In response to the Status Conference Order, Carter filed a Supplemental Brief and Declaration setting forth what Carter considers to be legal authorities for the proposition that he need not comply with the Status Conference Order. Carter provided the court with a copy of the original judgment creditor's Acknowledgment of Assignment of Judgment, executed pursuant to Cal. Civ. Proc. Code § 673, but refused to provide the court with a copy of the Agreement of Assignment of which the Acknowledgment is a part (see the Acknowledgment, paragraph 9).
Carter also refused to disclose the consideration he paid, if any, for the assignment, and whether the original judgment creditor, his assignor, retains any financial interest in the judgment or in the outcome of the adversary proceeding.
It is true that assignees of claims generally have standing in bankruptcy cases, including standing to prosecute objections to the dischargeability of a particular debt, In re Boyajian, 564 F.3d 1088 (9th Cir. 2009), or to a debtor's general discharge, In re Ota, 192 B.R. 545 (9th Cir.
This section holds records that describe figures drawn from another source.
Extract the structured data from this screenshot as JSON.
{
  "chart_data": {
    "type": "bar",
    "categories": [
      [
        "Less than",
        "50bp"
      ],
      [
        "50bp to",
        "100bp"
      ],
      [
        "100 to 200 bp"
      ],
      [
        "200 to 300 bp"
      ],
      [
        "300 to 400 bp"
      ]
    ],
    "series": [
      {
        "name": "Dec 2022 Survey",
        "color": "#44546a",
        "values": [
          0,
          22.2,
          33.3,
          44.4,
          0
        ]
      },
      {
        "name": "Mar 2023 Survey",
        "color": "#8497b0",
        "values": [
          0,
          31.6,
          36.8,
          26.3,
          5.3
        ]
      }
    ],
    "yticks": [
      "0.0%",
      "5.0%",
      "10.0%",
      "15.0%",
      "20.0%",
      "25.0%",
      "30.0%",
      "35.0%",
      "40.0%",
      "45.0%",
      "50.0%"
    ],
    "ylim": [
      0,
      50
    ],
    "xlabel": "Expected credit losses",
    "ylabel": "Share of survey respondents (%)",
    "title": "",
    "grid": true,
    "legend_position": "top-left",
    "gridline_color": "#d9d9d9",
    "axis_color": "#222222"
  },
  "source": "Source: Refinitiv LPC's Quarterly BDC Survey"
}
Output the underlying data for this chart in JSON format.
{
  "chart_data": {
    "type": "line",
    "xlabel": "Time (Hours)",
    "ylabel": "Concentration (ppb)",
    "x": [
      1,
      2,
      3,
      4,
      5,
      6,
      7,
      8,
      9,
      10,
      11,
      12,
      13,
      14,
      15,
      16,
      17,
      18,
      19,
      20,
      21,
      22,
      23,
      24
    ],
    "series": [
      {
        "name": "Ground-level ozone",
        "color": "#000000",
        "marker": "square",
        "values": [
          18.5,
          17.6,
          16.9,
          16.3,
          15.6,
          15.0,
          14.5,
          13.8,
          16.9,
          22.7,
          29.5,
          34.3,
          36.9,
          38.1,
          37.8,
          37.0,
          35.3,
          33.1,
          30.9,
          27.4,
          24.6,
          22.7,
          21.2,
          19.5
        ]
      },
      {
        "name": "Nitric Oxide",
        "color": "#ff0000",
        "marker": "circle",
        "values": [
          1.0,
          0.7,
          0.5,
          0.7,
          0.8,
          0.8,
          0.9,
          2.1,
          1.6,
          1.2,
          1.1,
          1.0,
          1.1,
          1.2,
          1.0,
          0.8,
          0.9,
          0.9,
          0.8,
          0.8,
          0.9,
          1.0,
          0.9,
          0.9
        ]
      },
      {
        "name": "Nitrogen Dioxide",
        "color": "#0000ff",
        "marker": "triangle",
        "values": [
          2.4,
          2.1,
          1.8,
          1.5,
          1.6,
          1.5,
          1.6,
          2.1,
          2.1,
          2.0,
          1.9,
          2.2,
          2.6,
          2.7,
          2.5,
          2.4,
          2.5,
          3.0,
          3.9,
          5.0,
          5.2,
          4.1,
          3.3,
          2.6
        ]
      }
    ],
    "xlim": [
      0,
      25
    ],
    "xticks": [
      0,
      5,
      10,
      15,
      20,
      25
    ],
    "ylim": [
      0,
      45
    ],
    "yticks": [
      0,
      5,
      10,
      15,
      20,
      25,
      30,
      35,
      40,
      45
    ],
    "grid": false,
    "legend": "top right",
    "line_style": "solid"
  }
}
BAP 1996). However, this does not mean that individuals may, through the device of an assignment, avoid compliance with the court's rules regarding legal representation or ignore with impunity court orders designed to enforce those rules or to determine whether they are being violated.
As a consequence of Carter's refusal to comply with the Status Conference Order, this court cannot ascertain whether Carter is the real party in interest, Fed.R.Bank.P. 7017, whether he is engaging in the illegal practice of law by providing legal representation to another person, or whether the assignment is nothing other than a device to thwart 28 U.S.C. § 1654 and the rules of this court.
Federal Rule 16(f)(1)(C), applicable herein via Fed.R.Bankr.P. 7016 provides, in relevant part: "On motion or on its own, the court may issue any just orders, including those authorized by Rule 37(b)(2)(A)(ii) — (vii), . . . if a party or its attorney: . . . (C) fails to obey a scheduling or other pretrial order." Among the remedies authorized are dismissal or entry of a default judgment against the disobedient party. Fed.R.Civ.P. 37(b)(2)(A)(v)-(vi), applicable via Fed.R.Civ.P. 16(f)(1)(C).See also C.E. Pope Equity Trust v. United States, 818 F.2d 696, 697 (9th Cir. 1987).
Thus, dismissal of this adversary proceeding or entry of judgment against Carter is an available remedy herein based on his noncompliance with the Status Conference Order. Even so, the court will issue its order providing Carter with one last opportunity to avoid such action. But absent Carter's full, timely, and good faith compliance with the order filed herewith, this court will dismiss this adversary proceeding or enter judgment against Carter on the merits.